A Mississippi State University professor has found a unique way to remove fiber from corn and has filed for a patent for the process called Elusieve.

Dr. Radhakrishnan Srinivasan of the MSU Department of Agricultural and Biological Engineering invented Elusieve with Dr. Vijay Singh of the University of Illinois.

The process is valuable for efficiency in producing ethanol and feeding livestock.

In traditional ethanol production, corn kernels are taken from the corn plant, and only the starch, which represents about 50 percent of the dry kernel mass, is used to make ethanol. By getting the unwanted fiber out of the way, efficiency in ethanol production can be improved.

“Corn has mainly starch, fiber and protein. We are removing the fiber, so the starch is increased in concentration. Therefore, you can produce more ethanol,” Srinivasan said.

Dr. Radhakrishnan Srinivasan works at the Elusieve pilot plant at Mississippi State University. For the Mississippi Business Journal.

Pigs and chickens are non-ruminant animals, meaning they do not digest fiber well. More than 70 percent of the diets in raising these animals is comprised of ground corn flour, soybean meal (SBM) and distillers dried grains with solubles (DDGS). Removing fiber from these feed stocks would increase the energy content of the feed, resulting in decreased need for expensive ingredients like fat and enzymes.

Without the fiber in the feed, “chickens and pigs can digest better and grow faster,” said Srinivasan, who expects the Elusieve process to be used in feed mills to separate fiber downstream of the bins where the feeds are stored.

The Elusieve pilot plant uses sieving and air classification to separate fiber from different grains. For the Mississippi Business Journal.

Mississippi State currently has one pilot plant for Elusieve, which uses the combination of sieving and air classification, called elutriation, to separate fiber from feeds. Ground corn flour, SBM or DDGS is sieved into four sizes, and air is blown through the three biggest sizes to carry away fiber.
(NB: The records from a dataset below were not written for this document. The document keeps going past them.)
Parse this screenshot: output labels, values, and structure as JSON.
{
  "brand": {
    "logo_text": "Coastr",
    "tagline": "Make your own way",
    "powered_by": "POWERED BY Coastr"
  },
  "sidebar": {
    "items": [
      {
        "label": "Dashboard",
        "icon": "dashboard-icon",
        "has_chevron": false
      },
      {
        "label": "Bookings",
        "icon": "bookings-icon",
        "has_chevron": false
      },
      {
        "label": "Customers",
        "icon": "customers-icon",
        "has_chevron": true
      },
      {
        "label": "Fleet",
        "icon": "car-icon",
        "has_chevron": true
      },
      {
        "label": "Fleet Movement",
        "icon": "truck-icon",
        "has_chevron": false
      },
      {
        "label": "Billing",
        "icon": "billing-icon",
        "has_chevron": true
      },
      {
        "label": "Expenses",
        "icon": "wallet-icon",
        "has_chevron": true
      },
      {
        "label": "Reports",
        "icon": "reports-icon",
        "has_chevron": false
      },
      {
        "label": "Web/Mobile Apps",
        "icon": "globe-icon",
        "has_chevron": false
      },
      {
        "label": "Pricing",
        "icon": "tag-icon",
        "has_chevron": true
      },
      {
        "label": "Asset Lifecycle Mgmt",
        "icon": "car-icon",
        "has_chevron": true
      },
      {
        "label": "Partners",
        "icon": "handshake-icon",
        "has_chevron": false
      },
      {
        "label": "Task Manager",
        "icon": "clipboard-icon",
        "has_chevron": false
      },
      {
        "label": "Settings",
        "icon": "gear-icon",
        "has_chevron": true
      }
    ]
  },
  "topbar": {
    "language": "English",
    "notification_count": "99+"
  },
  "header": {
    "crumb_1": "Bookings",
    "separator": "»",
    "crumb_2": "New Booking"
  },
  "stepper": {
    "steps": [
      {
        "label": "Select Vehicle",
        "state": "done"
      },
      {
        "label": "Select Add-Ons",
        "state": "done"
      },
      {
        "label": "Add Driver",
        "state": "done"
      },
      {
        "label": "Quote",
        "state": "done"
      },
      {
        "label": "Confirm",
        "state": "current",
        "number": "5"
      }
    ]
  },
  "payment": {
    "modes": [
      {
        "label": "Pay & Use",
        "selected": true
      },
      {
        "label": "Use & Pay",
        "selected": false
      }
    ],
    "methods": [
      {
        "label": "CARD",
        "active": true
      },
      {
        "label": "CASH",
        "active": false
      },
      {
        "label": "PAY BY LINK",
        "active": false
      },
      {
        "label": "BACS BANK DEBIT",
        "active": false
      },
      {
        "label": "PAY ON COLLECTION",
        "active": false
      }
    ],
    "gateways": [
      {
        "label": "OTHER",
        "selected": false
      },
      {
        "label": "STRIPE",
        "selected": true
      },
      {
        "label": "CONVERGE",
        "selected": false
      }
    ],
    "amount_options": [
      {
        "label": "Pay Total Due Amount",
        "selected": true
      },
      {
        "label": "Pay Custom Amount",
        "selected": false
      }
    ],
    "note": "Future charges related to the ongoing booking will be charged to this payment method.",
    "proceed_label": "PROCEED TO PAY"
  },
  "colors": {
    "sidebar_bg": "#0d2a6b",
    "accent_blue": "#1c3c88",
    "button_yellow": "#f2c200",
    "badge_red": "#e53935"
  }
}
Fiber separation increases starch content of ground corn flour and increases protein contents of DDGS and SBM.

Srinivasan said other groups in the country are working to remove fiber from corn but in different and more expensive ways, while Elusieve is a simple, physical process. The patent for DDGS via Elusieve has already been obtained.

Research is being funded by a Midwestern company whose name is confidential.